Piastri’s story is just as dramatic, even if he doesn’t have the status of the series’ reigning champion as Palou does, and he’s claiming he hasn’t agreed to race for a solid midfielder rather than arguably the best team on the grid.
But this one has more moving pieces, and extra layers of intrigue. It’s all been kicked off by Alonso secretly signing for Aston Martin, leaving Alpine in the lurch.
And assuming Piastri isn’t turning down an Alpine race seat for a reserve drive elsewhere, he’s surely heading towards a seat someone else currently holds a contract for.
Anyway, unlike Palou’s story, at least McLaren isn’t involved this time. Officially. Yet.
Parallels on two wheels too, not just four
It is of course Alex Palou‘s current contract saga that Oscar Piastri’s situation first brings to mind but there is another recent example that’s relevant.
In 2021, KTM in MotoGP exercised an option on hotshot prospect Raul Fernandez, announcing him as a 2022 rider for satellite team Tech3 in the middle of an actual MotoGP session. Fernandez later indicated to the Spanish media this was not the outcome he desired.

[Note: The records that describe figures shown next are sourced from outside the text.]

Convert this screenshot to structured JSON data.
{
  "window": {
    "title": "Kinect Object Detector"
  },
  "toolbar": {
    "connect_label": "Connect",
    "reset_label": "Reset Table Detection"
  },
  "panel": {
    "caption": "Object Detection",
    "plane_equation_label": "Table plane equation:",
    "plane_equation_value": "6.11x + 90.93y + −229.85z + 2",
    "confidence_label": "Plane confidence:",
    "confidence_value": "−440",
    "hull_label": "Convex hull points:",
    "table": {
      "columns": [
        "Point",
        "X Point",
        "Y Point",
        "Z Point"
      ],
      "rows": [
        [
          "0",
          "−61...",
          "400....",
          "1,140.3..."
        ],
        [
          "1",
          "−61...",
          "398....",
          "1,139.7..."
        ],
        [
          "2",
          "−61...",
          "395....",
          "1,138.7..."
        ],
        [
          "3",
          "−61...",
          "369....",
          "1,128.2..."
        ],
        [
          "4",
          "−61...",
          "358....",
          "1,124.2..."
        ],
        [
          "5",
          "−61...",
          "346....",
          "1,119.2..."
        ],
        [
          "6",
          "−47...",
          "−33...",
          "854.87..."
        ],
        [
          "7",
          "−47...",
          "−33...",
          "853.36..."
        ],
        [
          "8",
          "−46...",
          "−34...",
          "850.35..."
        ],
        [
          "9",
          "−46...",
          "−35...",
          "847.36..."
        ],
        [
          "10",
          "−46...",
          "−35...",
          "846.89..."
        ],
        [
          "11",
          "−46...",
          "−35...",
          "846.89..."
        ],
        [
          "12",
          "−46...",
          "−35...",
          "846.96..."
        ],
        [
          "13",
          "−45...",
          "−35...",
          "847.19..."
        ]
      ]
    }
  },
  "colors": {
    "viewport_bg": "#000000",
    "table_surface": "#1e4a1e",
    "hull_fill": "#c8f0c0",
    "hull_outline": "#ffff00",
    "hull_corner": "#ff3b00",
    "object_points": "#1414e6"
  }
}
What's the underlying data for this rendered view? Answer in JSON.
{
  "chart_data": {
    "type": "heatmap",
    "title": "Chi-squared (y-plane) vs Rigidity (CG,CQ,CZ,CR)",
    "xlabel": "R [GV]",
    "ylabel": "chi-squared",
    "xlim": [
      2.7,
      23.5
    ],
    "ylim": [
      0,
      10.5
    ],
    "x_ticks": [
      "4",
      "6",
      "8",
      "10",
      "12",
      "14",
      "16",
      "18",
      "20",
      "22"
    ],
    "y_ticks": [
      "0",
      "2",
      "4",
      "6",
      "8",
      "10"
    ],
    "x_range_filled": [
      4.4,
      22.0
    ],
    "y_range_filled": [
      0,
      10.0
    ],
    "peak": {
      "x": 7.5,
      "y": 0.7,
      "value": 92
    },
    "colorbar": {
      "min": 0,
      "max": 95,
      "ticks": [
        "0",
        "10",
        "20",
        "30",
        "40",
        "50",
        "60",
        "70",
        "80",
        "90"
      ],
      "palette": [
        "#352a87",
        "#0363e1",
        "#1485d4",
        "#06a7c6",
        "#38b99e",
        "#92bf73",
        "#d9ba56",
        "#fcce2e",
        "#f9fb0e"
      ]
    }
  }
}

Fernandez, courted by Yamaha at that point, ultimately did end up riding for KTM this year but it has been a fruitless, largely moribund year, which is likely to end with him walking away from the programme at the end of the season.
It is a different situation with a different set of parameters but one that has an obvious common thread which is that forcing a sportsperson to compete for your team against their wishes doesn’t usually work out for either party in the end.
If Piastri‘s heart is indeed set on racing elsewhere, if his head has indeed been turned, then the best course of action for Alpine is to use whatever contractual levers it has to pursue a financial settlement because there is no way it will benefit from keeping Piastri.
Of course, it may already realise that but for the sake of its negotiating position it’s not something that it can say publicly.
A lot of mess for two drivers to potentially be worse off in 2023
Gosh. What a 34 hours from that Aston Martin bombshell to the Piastri bombshell.
My colleague Val Khorounzhiy suggested Alpine team principal Otmar Szafnauer might have been ill-advised to tell journalists on Tuesday morning that there was a doubt over Piastri’s status at Alpine given how quickly Alpine appeared to have resolved that doubt. Turned out Piastri would’ve made very sure we all knew the score regardless.
It’s glorious drama but I can’t help thinking the end result might be a little ironic on track.
There haven’t been enough signs yet from Aston Martin that it will make enough progress to do justice to having Alonso in its car, so his brusque leap will surely be a step down the grid. And if Piastri ends up in the car his management seem to want to get him into, I’d put money on it being far, far harder for him to make an impression against Lando Norris at McLaren than he would against Esteban Ocon at Alpine.
And it’ll probably be a battle that unfolds in much the same part of the upper midfield regardless of whether he’s in blue or orange.